Type : L2L Role : initiator

Rekey : no State : MM_ACTIVE

ajagadee · ‎10-04-2007

Hi,

Thanks for the outputs. Based on the outputs, the ASA is encrypting as well as decrypting packets but you still dont have connectivity.

One configuration statement that I do not see in your configuration is "sysopt connection permit-ipsec". For traffic that enters the security appliance through an IPSec tunnel and is then decrypted, use the sysopt connection permit-ipsec command in global configuration mode to allow the traffic to bypass interface access lists.

Details in the below URL:

http://www.cisco.com/en/US/docs/security/asa/asa70/command/reference/s.html#wp1541923

In case, if you do not want to use this command, then you need to explicity allow the ipsec traffic on your outside_access_in ACL's, so decrypted traffic can pass through the firewall.

Let me know how it goes.

Regards,

Arul

** Please rate all helpful posts **

bambam4274 · ‎10-04-2007

Arul, according the the link you sent the command is now enabled by default. I have entered it into my config, as well as the permit-vpn variant and wrote it to memory....

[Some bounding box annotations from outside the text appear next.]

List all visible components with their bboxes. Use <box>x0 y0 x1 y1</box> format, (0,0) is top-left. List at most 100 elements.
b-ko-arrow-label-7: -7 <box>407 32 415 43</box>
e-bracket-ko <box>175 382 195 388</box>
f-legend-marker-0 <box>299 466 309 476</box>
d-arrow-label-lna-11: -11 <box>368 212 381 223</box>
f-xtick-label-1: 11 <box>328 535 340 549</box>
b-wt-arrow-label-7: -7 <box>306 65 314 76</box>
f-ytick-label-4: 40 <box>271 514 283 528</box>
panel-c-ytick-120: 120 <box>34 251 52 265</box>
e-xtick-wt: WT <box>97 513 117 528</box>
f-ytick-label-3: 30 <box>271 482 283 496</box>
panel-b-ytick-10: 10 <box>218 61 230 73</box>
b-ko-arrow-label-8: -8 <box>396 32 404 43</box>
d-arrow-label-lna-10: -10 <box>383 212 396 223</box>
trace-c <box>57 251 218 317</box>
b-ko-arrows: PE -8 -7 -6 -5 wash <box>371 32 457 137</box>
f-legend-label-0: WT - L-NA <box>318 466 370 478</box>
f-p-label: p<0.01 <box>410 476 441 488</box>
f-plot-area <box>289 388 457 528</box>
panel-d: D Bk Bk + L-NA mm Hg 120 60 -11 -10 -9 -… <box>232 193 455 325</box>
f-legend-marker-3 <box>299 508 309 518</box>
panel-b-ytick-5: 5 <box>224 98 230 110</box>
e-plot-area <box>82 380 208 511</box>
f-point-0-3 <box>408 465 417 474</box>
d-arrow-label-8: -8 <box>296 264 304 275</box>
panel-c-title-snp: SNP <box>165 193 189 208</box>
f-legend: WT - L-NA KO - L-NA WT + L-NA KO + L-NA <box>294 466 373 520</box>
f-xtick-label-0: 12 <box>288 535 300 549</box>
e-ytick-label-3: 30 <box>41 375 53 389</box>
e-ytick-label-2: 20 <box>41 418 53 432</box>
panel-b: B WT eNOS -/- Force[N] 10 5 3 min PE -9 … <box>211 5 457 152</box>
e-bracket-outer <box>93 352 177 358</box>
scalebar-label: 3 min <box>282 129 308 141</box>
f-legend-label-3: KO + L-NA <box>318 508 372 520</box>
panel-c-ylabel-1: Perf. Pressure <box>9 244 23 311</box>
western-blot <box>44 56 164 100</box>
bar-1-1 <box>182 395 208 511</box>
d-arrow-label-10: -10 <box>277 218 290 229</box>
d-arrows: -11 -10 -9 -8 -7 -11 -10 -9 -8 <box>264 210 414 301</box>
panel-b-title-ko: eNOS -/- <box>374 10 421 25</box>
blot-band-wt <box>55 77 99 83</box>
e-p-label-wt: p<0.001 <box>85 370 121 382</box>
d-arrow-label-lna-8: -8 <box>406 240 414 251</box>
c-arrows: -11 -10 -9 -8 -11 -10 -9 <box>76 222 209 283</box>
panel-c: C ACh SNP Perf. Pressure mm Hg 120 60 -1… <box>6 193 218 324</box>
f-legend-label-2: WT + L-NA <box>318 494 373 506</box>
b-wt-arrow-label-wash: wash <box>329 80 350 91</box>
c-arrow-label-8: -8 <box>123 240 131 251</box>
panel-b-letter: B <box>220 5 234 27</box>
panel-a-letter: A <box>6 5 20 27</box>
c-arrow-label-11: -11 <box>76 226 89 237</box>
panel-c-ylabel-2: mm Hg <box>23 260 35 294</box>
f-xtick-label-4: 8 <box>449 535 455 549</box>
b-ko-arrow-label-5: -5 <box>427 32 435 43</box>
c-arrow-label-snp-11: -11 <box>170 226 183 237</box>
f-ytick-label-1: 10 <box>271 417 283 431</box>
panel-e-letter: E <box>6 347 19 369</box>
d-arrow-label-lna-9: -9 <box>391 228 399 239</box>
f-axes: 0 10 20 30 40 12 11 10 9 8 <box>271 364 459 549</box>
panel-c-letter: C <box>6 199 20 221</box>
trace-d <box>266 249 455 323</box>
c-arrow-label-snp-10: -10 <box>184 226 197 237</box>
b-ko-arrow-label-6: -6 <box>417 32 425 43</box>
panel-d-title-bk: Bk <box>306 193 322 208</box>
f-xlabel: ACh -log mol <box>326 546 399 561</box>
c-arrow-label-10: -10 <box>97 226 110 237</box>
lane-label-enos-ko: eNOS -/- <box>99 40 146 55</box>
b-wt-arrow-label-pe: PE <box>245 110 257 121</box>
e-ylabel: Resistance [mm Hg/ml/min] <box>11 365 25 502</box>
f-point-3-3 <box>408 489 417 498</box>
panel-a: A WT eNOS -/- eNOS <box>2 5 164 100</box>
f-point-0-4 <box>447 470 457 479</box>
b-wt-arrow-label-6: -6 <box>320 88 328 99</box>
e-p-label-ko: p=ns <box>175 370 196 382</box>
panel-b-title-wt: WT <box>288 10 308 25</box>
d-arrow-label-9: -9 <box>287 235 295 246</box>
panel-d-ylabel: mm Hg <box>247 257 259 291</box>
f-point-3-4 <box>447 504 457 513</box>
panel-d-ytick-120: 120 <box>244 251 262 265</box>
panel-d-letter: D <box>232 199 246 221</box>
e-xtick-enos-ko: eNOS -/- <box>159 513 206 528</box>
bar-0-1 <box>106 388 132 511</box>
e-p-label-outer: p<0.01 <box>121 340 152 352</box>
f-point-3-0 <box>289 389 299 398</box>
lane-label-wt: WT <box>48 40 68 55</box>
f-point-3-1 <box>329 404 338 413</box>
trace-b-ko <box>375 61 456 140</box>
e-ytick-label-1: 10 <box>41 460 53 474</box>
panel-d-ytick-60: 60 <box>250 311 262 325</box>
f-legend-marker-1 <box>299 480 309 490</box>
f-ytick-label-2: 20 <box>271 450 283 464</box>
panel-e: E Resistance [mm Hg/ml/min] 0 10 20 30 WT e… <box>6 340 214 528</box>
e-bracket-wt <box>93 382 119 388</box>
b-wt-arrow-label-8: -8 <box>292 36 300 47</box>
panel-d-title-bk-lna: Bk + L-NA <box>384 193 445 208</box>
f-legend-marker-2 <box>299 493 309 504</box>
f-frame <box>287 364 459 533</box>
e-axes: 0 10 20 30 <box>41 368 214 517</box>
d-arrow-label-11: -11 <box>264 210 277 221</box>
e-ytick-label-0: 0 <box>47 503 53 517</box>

Please continue to assist me as this is not working!

bambam4274 · ‎10-05-2007

Perhaps this can help? I see that Phase 1 IS completing, and I believe that Pase 2 is not, but I believe I am being misled by the output from these commands:

UtherVerse-5550# sh crypto ipsec sa

interface: Outside

Crypto map tag: Outside_map, seq num: 20, local addr: 69.90.31.98

access-list Outside_20_cryptomap permit ip 10.1.0.0 255.255.0.0 10.2.0.0 255.255.0.0

local ident (addr/mask/prot/port): (10.1.0.0/255.255.0.0/0/0)

remote ident (addr/mask/prot/port): (10.2.0.0/255.255.0.0/0/0)

current_peer: 76.77.69.162

#pkts encaps: 10, #pkts encrypt: 10, #pkts digest: 10

#pkts decaps: 6, #pkts decrypt: 6, #pkts verify: 6

#pkts compressed: 0, #pkts decompressed: 0

#pkts not compressed: 10, #pkts comp failed: 0, #pkts decomp failed: 0

#pre-frag successes: 0, #pre-frag failures: 0, #fragments created: 0

#PMTUs sent: 0, #PMTUs rcvd: 0, #decapsulated frgs needing reassembly: 0

#send errors: 0, #recv errors: 0

local crypto endpt.: 69.90.31.98, remote crypto endpt.: 76.77.69.162

path mtu 1500, ipsec overhead 58, media mtu 1500

current outbound spi: E62008D2

inbound esp sas:

spi: 0xCCEC280E (3438028814)

transform: esp-3des esp-sha-hmac none

in use settings ={L2L, Tunnel, }

slot: 0, conn_id: 126, crypto-map: Outside_map

sa timing: remaining key lifetime (kB/sec): (4274999/2903)

IV size: 8 bytes

replay detection support: Y

outbound esp sas:

spi: 0xE62008D2 (3860859090)

transform: esp-3des esp-sha-hmac none

in use settings ={L2L, Tunnel, }

slot: 0, conn_id: 126, crypto-map: Outside_map

sa timing: remaining key lifetime (kB/sec): (4274999/2903)

IV size: 8 bytes

replay detection support: Y

UtherVerse-5550# sh crypto isa sa

Active SA: 1

Rekey SA: 0 (A tunnel will report 1 Active and 1 Rekey SA during rekey)

Total IKE SA: 1

1 IKE Peer: 76.77.69.162

Type : L2L Role : initiator

Rekey : no State : MM_ACTIVE

UtherVerse-5550#

Can anyone give me a smack upside the head?